On this recent trip, where I was to go travel with friends to Cumberland Island, I first met with my step daughter. It had been 2 years since we spoke. During our meeting, it felt like six years of emotion was restrained on the head of a pin. After lunch, I pulled over at a park. I felt physically ill and off balance: dizzy, nauseated, and my head ached.
I wrote a question in my journal:
“Just met (step daughter) for lunch. Stirring emotions. I am sitting with them. Feeling a bit out of sorts. What next?”
I received: H63. 1.4.5.6. H56
Hexagram 63 is easy enough to recognize. It is Completion, and the one just before Not Yet Completed. I see that the lower trigram is fire and the upper trigram is water. In the course of learning with Harmen, he said that the lines do not change. They move. In my effort to understand these lessons, I thought that the lines might be excited or even aroused, like molecules jumping about. So, that is how I mostly think of them now, as lines of arousal. It is a place of focus and indicates an imbalance in the hexagram.
Right away, with 4 moving lines, I could see that my hexagram was mighty aroused. In noting that all of the lines of the upper trigram of water were moving, it came to me to call them lines of turbulence. I experienced an immediate resonance and reading with this. The trigram in the upper place is the outer situation. Water is emotion, and mine were turbulent indeed.

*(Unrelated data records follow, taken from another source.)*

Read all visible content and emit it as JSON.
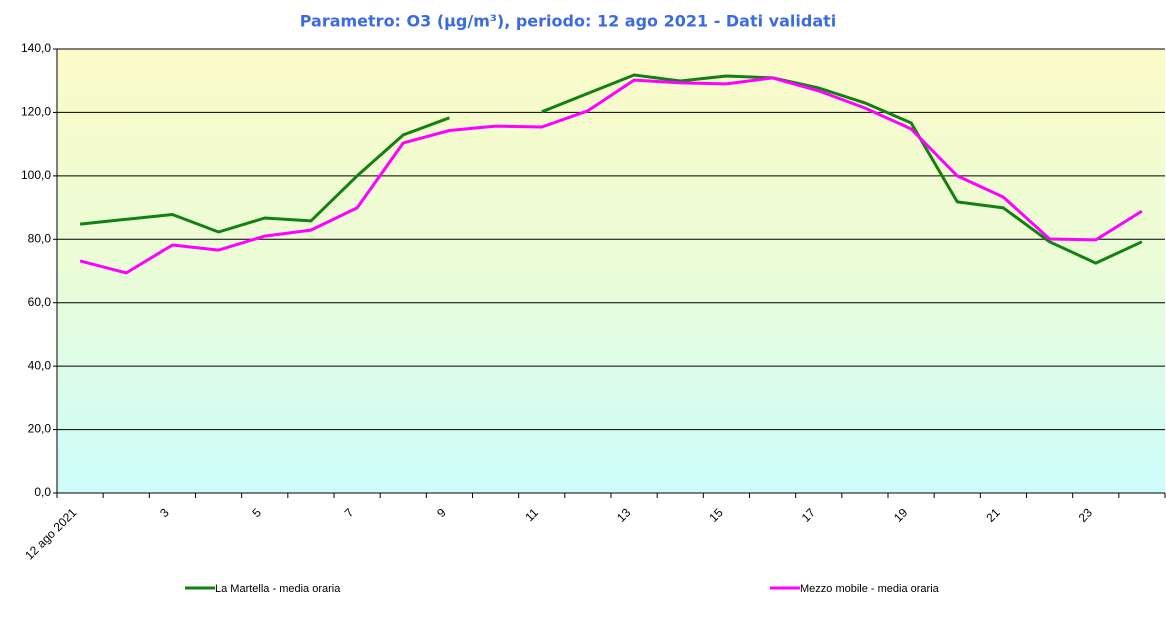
{
  "chart_data": {
    "type": "line",
    "title": "Parametro: O3 (µg/m³), periodo: 12 ago 2021 - Dati validati",
    "categories": [
      "12 ago 2021",
      null,
      "3",
      null,
      "5",
      null,
      "7",
      null,
      "9",
      null,
      "11",
      null,
      "13",
      null,
      "15",
      null,
      "17",
      null,
      "19",
      null,
      "21",
      null,
      "23",
      null
    ],
    "series": [
      {
        "name": "La Martella - media oraria",
        "color": "#128012",
        "values": [
          84.8,
          86.3,
          87.8,
          82.3,
          86.7,
          85.8,
          100,
          112.9,
          118.3,
          null,
          120.2,
          126,
          131.8,
          129.9,
          131.5,
          130.9,
          127.7,
          123,
          116.7,
          91.8,
          89.9,
          79.2,
          72.5,
          79.2
        ]
      },
      {
        "name": "Mezzo mobile - media oraria",
        "color": "#ff00ff",
        "values": [
          73.2,
          69.4,
          78.2,
          76.6,
          81,
          82.9,
          89.9,
          110.4,
          114.3,
          115.7,
          115.4,
          120.5,
          130.2,
          129.3,
          129,
          130.9,
          126.8,
          121.4,
          114.8,
          100,
          93.3,
          80.1,
          79.8,
          88.9
        ]
      }
    ],
    "ylim": [
      0,
      140
    ],
    "yticks": [
      {
        "value": 0,
        "label": "0,0"
      },
      {
        "value": 20,
        "label": "20,0"
      },
      {
        "value": 40,
        "label": "40,0"
      },
      {
        "value": 60,
        "label": "60,0"
      },
      {
        "value": 80,
        "label": "80,0"
      },
      {
        "value": 100,
        "label": "100,0"
      },
      {
        "value": 120,
        "label": "120,0"
      },
      {
        "value": 140,
        "label": "140,0"
      }
    ],
    "grid": true
  }
}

Down below, inside, is my fire clinging to family and the flame blazing at the first step. This meeting was a beginning of a new place of whatever it will mean to be a family without our mutual connection (her father, my husband) who is passed on to the other side. On the inside, the lower trigram, fire at the first place clings to connections, but on the edge, and with a pull to the new phase at line 6. I am looking back and looking ahead at the same time. In all of these endings and beginnings, there is completion too, H63. We say hello, to say good bye, knowing we have both moved on, and meeting up is painful. There are turbulent emotions; water is gurgling and bubbling over fire.
For the lines I wrote: “Line 1: First step; take your time in consideration. Line 4: Stay aware of assistance. Line 5: Acknowledge good fortune, blessings. Line 6: Look ahead and remain open.” I noted that when all of the lines of water ‘change’ to their opposite, it becomes the trigram of fire. Since the lines are ‘turbulent’ or indications of what is unbalanced, then it is the attributes of fire that are called for in the balancing. I can steady my flow by clinging to clarity, passion, and soul family: my close friends.
Though Harmen does not teach that lines ‘change’ and hexagrams ‘become,’ it is an old habit and one I cannot easily let go. I give a nod to H56, which is Sojourn, the traveler. I am on a road trip, after all. Soon it will be time to leave this place I tarry for a consultation, and to continue my vacation. I also will not stay long in these emotions or put down roots in this place of family ties. I begin to feel stabilization in the completion of this moment. My vision clears as my inner fire burns and clings in first steps of new directions. My flow is steady, ready, for the twists and turns.
“Well I’ll be damned,” I thought. Here I am staring at hexagrams and eating apple pie without a drop of sugar.